O chefe do MBL (Movimento Brasil Livre), que tramou junto aos seus – a saber, o próprio Sérgio Moro, Aécio Neves, o Vem pra Rua, Kim Kataguiri, Brasil Paralelo, o Instituto Mises, o Instituto Millenium, Eduardo Cunha, Pondé e outros colunistas de livre pensamento e democratas (são tantos), os economistas das muitas XP’s espalhadas pelas Farias Limas a fora (André Esteves do BTG à frente), Olavo de Carvalho, PSDB, DEM, Jair Bolsonaro e o espírito-Ulstra – a deposição de Dilma Rousseff, um golpe palaciano lapidado como quem lápida cuidadosamente uma pedra de diamante para a Vivara (e que agora, claro, exercita a diversidade racial), com a idêntica alma-santa que o fez mentir e criar Fake News sobre Marielle Franco, mas à época a santa aliança deu de ombros, foi à Ucrânia demonstrar de fato o que pretende como político brasileiro.

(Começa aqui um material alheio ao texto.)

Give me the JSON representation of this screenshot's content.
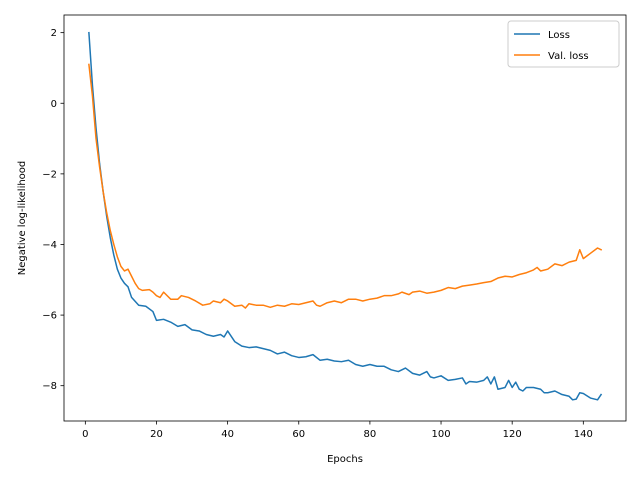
{
  "chart_data": {
    "type": "line",
    "xlabel": "Epochs",
    "ylabel": "Negative log-likelihood",
    "xlim": [
      -6,
      152
    ],
    "ylim": [
      -9.0,
      2.5
    ],
    "xticks": [
      0,
      20,
      40,
      60,
      80,
      100,
      120,
      140
    ],
    "yticks": [
      -8,
      -6,
      -4,
      -2,
      0,
      2
    ],
    "grid": false,
    "legend": "top-right",
    "series": [
      {
        "name": "Loss",
        "color": "#1f77b4",
        "points": [
          [
            1,
            2.0
          ],
          [
            2,
            0.5
          ],
          [
            3,
            -0.7
          ],
          [
            4,
            -1.7
          ],
          [
            5,
            -2.5
          ],
          [
            6,
            -3.2
          ],
          [
            7,
            -3.8
          ],
          [
            8,
            -4.3
          ],
          [
            9,
            -4.7
          ],
          [
            10,
            -4.95
          ],
          [
            11,
            -5.1
          ],
          [
            12,
            -5.2
          ],
          [
            13,
            -5.5
          ],
          [
            15,
            -5.72
          ],
          [
            17,
            -5.75
          ],
          [
            19,
            -5.9
          ],
          [
            20,
            -6.15
          ],
          [
            22,
            -6.12
          ],
          [
            24,
            -6.2
          ],
          [
            26,
            -6.32
          ],
          [
            28,
            -6.27
          ],
          [
            30,
            -6.42
          ],
          [
            32,
            -6.45
          ],
          [
            34,
            -6.55
          ],
          [
            36,
            -6.6
          ],
          [
            38,
            -6.55
          ],
          [
            39,
            -6.62
          ],
          [
            40,
            -6.45
          ],
          [
            42,
            -6.75
          ],
          [
            44,
            -6.88
          ],
          [
            46,
            -6.92
          ],
          [
            48,
            -6.9
          ],
          [
            50,
            -6.95
          ],
          [
            52,
            -7.0
          ],
          [
            54,
            -7.1
          ],
          [
            56,
            -7.05
          ],
          [
            58,
            -7.15
          ],
          [
            60,
            -7.2
          ],
          [
            62,
            -7.18
          ],
          [
            64,
            -7.12
          ],
          [
            66,
            -7.28
          ],
          [
            68,
            -7.25
          ],
          [
            70,
            -7.3
          ],
          [
            72,
            -7.32
          ],
          [
            74,
            -7.28
          ],
          [
            76,
            -7.4
          ],
          [
            78,
            -7.45
          ],
          [
            80,
            -7.4
          ],
          [
            82,
            -7.45
          ],
          [
            84,
            -7.45
          ],
          [
            86,
            -7.55
          ],
          [
            88,
            -7.6
          ],
          [
            90,
            -7.5
          ],
          [
            92,
            -7.65
          ],
          [
            94,
            -7.7
          ],
          [
            96,
            -7.6
          ],
          [
            97,
            -7.75
          ],
          [
            98,
            -7.78
          ],
          [
            100,
            -7.72
          ],
          [
            102,
            -7.85
          ],
          [
            104,
            -7.82
          ],
          [
            106,
            -7.78
          ],
          [
            107,
            -7.95
          ],
          [
            108,
            -7.88
          ],
          [
            110,
            -7.9
          ],
          [
            112,
            -7.85
          ],
          [
            113,
            -7.75
          ],
          [
            114,
            -7.95
          ],
          [
            115,
            -7.75
          ],
          [
            116,
            -8.1
          ],
          [
            118,
            -8.05
          ],
          [
            119,
            -7.85
          ],
          [
            120,
            -8.05
          ],
          [
            121,
            -7.9
          ],
          [
            122,
            -8.1
          ],
          [
            123,
            -8.15
          ],
          [
            124,
            -8.05
          ],
          [
            126,
            -8.05
          ],
          [
            128,
            -8.1
          ],
          [
            129,
            -8.2
          ],
          [
            130,
            -8.2
          ],
          [
            132,
            -8.15
          ],
          [
            134,
            -8.25
          ],
          [
            136,
            -8.3
          ],
          [
            137,
            -8.4
          ],
          [
            138,
            -8.38
          ],
          [
            139,
            -8.2
          ],
          [
            140,
            -8.22
          ],
          [
            142,
            -8.35
          ],
          [
            144,
            -8.4
          ],
          [
            145,
            -8.25
          ]
        ]
      },
      {
        "name": "Val. loss",
        "color": "#ff7f0e",
        "points": [
          [
            1,
            1.1
          ],
          [
            2,
            0.2
          ],
          [
            3,
            -1.0
          ],
          [
            4,
            -1.8
          ],
          [
            5,
            -2.5
          ],
          [
            6,
            -3.1
          ],
          [
            7,
            -3.6
          ],
          [
            8,
            -4.0
          ],
          [
            9,
            -4.35
          ],
          [
            10,
            -4.62
          ],
          [
            11,
            -4.75
          ],
          [
            12,
            -4.7
          ],
          [
            13,
            -4.9
          ],
          [
            14,
            -5.1
          ],
          [
            15,
            -5.25
          ],
          [
            16,
            -5.3
          ],
          [
            18,
            -5.28
          ],
          [
            19,
            -5.35
          ],
          [
            20,
            -5.45
          ],
          [
            21,
            -5.5
          ],
          [
            22,
            -5.35
          ],
          [
            24,
            -5.55
          ],
          [
            26,
            -5.55
          ],
          [
            27,
            -5.45
          ],
          [
            29,
            -5.5
          ],
          [
            31,
            -5.6
          ],
          [
            33,
            -5.72
          ],
          [
            35,
            -5.68
          ],
          [
            36,
            -5.6
          ],
          [
            38,
            -5.65
          ],
          [
            39,
            -5.55
          ],
          [
            40,
            -5.6
          ],
          [
            42,
            -5.75
          ],
          [
            44,
            -5.72
          ],
          [
            45,
            -5.8
          ],
          [
            46,
            -5.68
          ],
          [
            48,
            -5.72
          ],
          [
            50,
            -5.72
          ],
          [
            52,
            -5.78
          ],
          [
            54,
            -5.72
          ],
          [
            56,
            -5.75
          ],
          [
            58,
            -5.68
          ],
          [
            60,
            -5.7
          ],
          [
            62,
            -5.65
          ],
          [
            64,
            -5.6
          ],
          [
            65,
            -5.72
          ],
          [
            66,
            -5.75
          ],
          [
            68,
            -5.65
          ],
          [
            70,
            -5.6
          ],
          [
            72,
            -5.65
          ],
          [
            74,
            -5.55
          ],
          [
            76,
            -5.55
          ],
          [
            78,
            -5.6
          ],
          [
            80,
            -5.55
          ],
          [
            82,
            -5.52
          ],
          [
            84,
            -5.45
          ],
          [
            86,
            -5.45
          ],
          [
            88,
            -5.4
          ],
          [
            89,
            -5.35
          ],
          [
            91,
            -5.42
          ],
          [
            92,
            -5.35
          ],
          [
            94,
            -5.32
          ],
          [
            96,
            -5.38
          ],
          [
            98,
            -5.35
          ],
          [
            100,
            -5.3
          ],
          [
            102,
            -5.22
          ],
          [
            104,
            -5.25
          ],
          [
            106,
            -5.18
          ],
          [
            108,
            -5.15
          ],
          [
            110,
            -5.12
          ],
          [
            112,
            -5.08
          ],
          [
            114,
            -5.05
          ],
          [
            116,
            -4.95
          ],
          [
            118,
            -4.9
          ],
          [
            120,
            -4.92
          ],
          [
            122,
            -4.85
          ],
          [
            124,
            -4.8
          ],
          [
            126,
            -4.72
          ],
          [
            127,
            -4.65
          ],
          [
            128,
            -4.75
          ],
          [
            130,
            -4.7
          ],
          [
            132,
            -4.55
          ],
          [
            134,
            -4.6
          ],
          [
            136,
            -4.5
          ],
          [
            138,
            -4.45
          ],
          [
            139,
            -4.15
          ],
          [
            140,
            -4.4
          ],
          [
            142,
            -4.25
          ],
          [
            144,
            -4.1
          ],
          [
            145,
            -4.15
          ]
        ]
      }
    ]
  }
}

Quer, não nos esqueçamos disso, o esmagamento prático e simbólico de todos os subalternos: mulheres, negros, trabalhadores, LGBTQI+ e indígenas. Lembrar que há 1500 dias Marielle nos deixou pelas mãos e mentes de figuras-tipo como Arthur do Val e seus consortes, novamente entendidas as coisas ponderadamente, ou seja, cultivarmos a memória como irrupção do passado no presente-futuro, pode nos levar não só a redimir a vereadora negra de esquerda, como a de todas e todos que caíram e caem na luta de classes-raça árdua, às do cotidiano e às da emancipação radical.

*Ronaldo Tadeu de Souza é pesquisador de pós-doutorado no Departamento de Ciência Política da USP.